Supplier highlights design, materials and recycling strategies for TPE applications
Waldkraiburg, Germany – Kraiburg TPE has set out its approach to improving the circularity of thermoplastic elastomers (TPE), identifying four core areas to address.
The areas include extending product lifecycles, increasing the use of alternative raw materials, designing for recyclability, and closing material loops, said a technical overview by Magdalena Michl, product management EMEA, and Andrea Winterstetter, circular economy manager at Kraiburg TPE.
At the centre of the approach is “design for sustainability,” which the company defined as addressing environmental impacts across the full product lifecycle,.
These include material selection, durability, recyclability and end-of-life treatment.
According to Kraiburg TPE, extending the service life of applications begins with selecting appropriate TPE grades and material quality.
Here, the company experts said early collaboration between component manufacturers and material suppliers is critical to meeting performance and durability requirements.
On raw materials, the company said TPE compounds increasingly incorporate recycled or bio-based content to reduce reliance on fossil resources.
These include post-industrial (PIR) and post-consumer (PCR) recycled materials, as well as mass-balanced feedstocks.
A combination of such materials allow manufacturers to “gradually reduce” fossil inputs while maintaining regulatory approvals, including in tightly regulated sectors such as food contact and medical applications.
Kraiburg TPE also pointed to the importance of “design for recycling,” noting that TPEs can be reprocessed through standard thermoplastic methods.
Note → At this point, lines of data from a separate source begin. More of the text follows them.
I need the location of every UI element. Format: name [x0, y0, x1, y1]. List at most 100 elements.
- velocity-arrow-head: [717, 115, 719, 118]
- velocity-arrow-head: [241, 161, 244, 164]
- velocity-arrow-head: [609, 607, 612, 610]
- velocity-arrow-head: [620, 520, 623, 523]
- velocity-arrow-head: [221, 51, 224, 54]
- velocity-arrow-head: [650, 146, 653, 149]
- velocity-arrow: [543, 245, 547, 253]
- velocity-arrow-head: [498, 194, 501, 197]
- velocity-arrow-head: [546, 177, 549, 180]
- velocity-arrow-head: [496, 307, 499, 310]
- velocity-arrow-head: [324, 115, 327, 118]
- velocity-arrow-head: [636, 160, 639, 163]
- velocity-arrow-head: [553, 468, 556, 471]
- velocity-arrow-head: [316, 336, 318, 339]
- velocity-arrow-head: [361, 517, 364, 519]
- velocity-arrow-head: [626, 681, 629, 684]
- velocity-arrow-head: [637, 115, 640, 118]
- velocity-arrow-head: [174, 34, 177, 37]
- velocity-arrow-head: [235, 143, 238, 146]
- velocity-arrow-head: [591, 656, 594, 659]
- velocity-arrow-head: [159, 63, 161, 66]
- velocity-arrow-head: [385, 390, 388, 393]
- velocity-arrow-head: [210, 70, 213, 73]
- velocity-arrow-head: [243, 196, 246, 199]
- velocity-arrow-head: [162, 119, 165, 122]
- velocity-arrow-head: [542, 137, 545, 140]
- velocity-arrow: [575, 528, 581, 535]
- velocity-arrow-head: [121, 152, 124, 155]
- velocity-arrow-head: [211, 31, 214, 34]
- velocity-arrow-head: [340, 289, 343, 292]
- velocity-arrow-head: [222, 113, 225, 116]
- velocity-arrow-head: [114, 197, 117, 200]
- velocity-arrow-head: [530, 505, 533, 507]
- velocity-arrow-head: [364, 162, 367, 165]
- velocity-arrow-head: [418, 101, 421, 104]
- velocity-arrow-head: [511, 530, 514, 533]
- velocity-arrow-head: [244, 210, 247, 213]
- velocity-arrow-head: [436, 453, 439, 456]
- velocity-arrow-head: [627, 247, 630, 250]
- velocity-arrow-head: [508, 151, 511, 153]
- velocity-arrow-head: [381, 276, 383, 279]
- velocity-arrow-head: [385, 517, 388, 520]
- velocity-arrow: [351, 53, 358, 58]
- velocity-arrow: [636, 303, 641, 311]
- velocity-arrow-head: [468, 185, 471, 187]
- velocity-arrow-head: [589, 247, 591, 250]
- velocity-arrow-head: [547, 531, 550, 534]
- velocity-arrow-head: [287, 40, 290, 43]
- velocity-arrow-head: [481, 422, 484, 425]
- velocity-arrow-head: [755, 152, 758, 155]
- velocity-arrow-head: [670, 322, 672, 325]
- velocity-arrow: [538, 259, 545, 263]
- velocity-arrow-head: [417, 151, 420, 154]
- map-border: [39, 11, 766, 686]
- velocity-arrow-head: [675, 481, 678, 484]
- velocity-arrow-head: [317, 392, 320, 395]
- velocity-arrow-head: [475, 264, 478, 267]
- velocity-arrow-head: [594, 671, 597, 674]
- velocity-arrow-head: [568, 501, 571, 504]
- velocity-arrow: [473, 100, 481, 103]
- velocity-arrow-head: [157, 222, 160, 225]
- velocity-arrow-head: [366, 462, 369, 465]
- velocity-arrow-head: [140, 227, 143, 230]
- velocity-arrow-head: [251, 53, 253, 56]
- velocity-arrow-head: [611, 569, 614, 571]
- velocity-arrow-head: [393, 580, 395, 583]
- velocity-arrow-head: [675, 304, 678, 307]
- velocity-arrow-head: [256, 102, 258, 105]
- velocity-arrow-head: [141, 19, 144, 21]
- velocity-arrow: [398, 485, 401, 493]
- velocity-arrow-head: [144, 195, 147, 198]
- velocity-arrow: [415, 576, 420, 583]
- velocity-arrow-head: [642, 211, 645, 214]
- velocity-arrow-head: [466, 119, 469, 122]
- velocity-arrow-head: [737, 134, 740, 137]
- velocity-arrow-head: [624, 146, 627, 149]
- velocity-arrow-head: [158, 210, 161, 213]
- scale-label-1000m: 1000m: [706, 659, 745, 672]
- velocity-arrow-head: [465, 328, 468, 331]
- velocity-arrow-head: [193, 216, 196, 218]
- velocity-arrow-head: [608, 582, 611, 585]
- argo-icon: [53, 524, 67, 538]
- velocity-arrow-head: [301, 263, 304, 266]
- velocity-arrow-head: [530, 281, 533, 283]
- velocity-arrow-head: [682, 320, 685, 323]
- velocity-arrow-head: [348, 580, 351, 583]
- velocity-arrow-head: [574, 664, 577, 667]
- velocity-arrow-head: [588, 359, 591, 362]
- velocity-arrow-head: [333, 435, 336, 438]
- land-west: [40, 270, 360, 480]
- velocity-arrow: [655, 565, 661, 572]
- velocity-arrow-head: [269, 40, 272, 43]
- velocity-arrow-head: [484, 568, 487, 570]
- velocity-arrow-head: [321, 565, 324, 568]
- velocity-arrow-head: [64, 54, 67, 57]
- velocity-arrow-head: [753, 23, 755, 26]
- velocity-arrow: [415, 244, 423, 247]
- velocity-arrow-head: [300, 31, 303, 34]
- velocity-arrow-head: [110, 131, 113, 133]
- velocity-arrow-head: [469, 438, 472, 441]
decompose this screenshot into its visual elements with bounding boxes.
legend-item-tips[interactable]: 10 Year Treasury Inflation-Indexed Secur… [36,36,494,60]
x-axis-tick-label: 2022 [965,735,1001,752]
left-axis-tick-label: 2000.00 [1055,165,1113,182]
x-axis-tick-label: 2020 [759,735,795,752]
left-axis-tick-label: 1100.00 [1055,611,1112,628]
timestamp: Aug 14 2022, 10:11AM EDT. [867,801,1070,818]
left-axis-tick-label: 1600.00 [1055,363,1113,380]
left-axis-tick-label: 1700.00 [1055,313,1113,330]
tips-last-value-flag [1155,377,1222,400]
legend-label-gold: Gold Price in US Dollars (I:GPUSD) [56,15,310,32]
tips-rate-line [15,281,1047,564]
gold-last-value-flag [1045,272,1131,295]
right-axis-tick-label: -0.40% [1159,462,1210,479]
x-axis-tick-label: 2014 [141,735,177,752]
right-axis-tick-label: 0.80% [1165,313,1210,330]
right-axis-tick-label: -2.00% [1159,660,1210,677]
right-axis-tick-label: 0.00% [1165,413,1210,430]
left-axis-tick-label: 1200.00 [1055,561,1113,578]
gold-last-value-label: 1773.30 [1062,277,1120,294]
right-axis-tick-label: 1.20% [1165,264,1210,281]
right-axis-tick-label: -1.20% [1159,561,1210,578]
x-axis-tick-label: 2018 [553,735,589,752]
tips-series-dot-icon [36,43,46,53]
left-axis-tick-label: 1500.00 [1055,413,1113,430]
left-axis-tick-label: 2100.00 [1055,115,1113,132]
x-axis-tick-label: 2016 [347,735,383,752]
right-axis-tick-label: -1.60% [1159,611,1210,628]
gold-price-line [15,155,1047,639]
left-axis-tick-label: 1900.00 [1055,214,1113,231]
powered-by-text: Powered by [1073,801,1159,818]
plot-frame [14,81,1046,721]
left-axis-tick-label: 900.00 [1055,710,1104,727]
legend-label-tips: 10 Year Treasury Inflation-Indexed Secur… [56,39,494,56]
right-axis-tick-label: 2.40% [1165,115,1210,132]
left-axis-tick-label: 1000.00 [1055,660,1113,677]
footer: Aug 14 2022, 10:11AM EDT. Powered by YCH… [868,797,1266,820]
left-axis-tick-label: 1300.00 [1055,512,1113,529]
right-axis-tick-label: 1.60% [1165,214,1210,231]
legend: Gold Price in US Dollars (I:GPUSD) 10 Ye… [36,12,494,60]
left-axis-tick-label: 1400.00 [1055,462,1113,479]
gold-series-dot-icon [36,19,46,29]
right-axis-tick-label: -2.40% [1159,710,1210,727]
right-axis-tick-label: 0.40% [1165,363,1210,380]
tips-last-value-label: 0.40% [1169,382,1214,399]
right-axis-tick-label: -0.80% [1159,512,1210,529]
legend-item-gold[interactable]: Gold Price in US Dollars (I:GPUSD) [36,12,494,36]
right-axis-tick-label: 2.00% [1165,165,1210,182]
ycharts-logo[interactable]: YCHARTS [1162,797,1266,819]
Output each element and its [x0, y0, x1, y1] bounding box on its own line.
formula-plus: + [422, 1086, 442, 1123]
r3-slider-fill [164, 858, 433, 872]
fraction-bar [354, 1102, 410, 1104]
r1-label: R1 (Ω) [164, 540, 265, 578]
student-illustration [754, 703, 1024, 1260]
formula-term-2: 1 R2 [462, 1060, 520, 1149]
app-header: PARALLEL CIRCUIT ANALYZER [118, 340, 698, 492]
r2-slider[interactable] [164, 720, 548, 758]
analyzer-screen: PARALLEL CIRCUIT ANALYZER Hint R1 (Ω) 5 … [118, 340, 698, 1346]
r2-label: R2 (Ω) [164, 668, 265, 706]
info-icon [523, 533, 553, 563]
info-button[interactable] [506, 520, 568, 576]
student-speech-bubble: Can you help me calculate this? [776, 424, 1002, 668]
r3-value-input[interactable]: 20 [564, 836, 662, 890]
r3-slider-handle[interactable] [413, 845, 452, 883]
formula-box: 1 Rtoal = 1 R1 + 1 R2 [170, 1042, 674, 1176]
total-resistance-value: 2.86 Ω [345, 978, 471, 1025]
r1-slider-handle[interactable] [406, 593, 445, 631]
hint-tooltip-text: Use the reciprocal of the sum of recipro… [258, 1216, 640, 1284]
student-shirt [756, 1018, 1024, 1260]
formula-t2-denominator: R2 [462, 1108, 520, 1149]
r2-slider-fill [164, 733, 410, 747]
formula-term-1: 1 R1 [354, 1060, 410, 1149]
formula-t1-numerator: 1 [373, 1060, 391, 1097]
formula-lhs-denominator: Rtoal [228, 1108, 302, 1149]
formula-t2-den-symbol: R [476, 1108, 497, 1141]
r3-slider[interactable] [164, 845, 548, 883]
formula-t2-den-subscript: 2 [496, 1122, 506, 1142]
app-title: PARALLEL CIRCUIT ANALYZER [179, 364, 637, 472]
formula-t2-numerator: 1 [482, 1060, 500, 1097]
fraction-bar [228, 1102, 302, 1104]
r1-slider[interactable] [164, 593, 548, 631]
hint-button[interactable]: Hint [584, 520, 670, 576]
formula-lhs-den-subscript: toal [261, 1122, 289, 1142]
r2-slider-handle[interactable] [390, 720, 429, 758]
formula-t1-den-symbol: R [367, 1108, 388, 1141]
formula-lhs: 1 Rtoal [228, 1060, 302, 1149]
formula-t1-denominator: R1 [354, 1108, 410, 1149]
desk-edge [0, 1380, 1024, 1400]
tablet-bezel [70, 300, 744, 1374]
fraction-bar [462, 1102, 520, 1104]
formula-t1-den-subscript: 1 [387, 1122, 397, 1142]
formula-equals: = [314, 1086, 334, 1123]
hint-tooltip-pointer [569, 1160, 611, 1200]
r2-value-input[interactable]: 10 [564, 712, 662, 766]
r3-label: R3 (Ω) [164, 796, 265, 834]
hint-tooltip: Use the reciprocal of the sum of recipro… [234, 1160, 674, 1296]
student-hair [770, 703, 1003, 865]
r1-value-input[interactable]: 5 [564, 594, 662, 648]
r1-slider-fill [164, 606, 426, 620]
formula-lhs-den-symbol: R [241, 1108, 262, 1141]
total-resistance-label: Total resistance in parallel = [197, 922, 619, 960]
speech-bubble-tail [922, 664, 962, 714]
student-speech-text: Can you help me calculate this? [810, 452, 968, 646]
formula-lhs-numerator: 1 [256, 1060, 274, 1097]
This enables in-process recycling at the manufacturing stage, with multiple studies examining the effects of regrind addition on material performance and processing behaviour.
At end of life, pure TPE materials can be remelted and reused.
However, the company noted that TPEs are typically used in smaller volumes than major polyolefins such as polypropylene (PP) or polyethylene (PE), meaning dedicated recycling streams are largely absent.
To address this, Kraiburg TPE cited a joint research with the cyclos-HTP Institute examining the recyclability of styrenic TPEs (TPS) within established polyolefin waste streams.
The study assessed whether selected TPS materials could be processed alongside PP or HDPE and the impact on recyclate quality.
The results showed that a number of Kraiburg TPE TPS grades are “co-recyclable” within existing PP and HDPE streams, allowing them to be processed together without the need for separate collection systems.
The company said this finding could support broader recycling compatibility for TPE-containing components.
Beyond compatibility studies, Kraiburg TPE said closing TPE material loops requires direct involvement from material suppliers.
As part of this effort, the company has developed its “Loop TPE” programme.
Under the initiative, customers can return production waste such as sprues for reprocessing into recycling-based TPE compounds tailored to specific applications.
According to the company, the programme aims to reduce waste, lower the use of virgin raw materials and establish closed-loop solutions in the absence of established post-consumer TPE recycling streams.
Kraiburg TPE concluded that thermoplastic elastomers have “significant potential” in circular material strategies, but said progress depends on collaboration across the value chain.
Among others, the compounder noted that component manufacturers and material suppliers should collaborate to develop recycling-oriented solutions.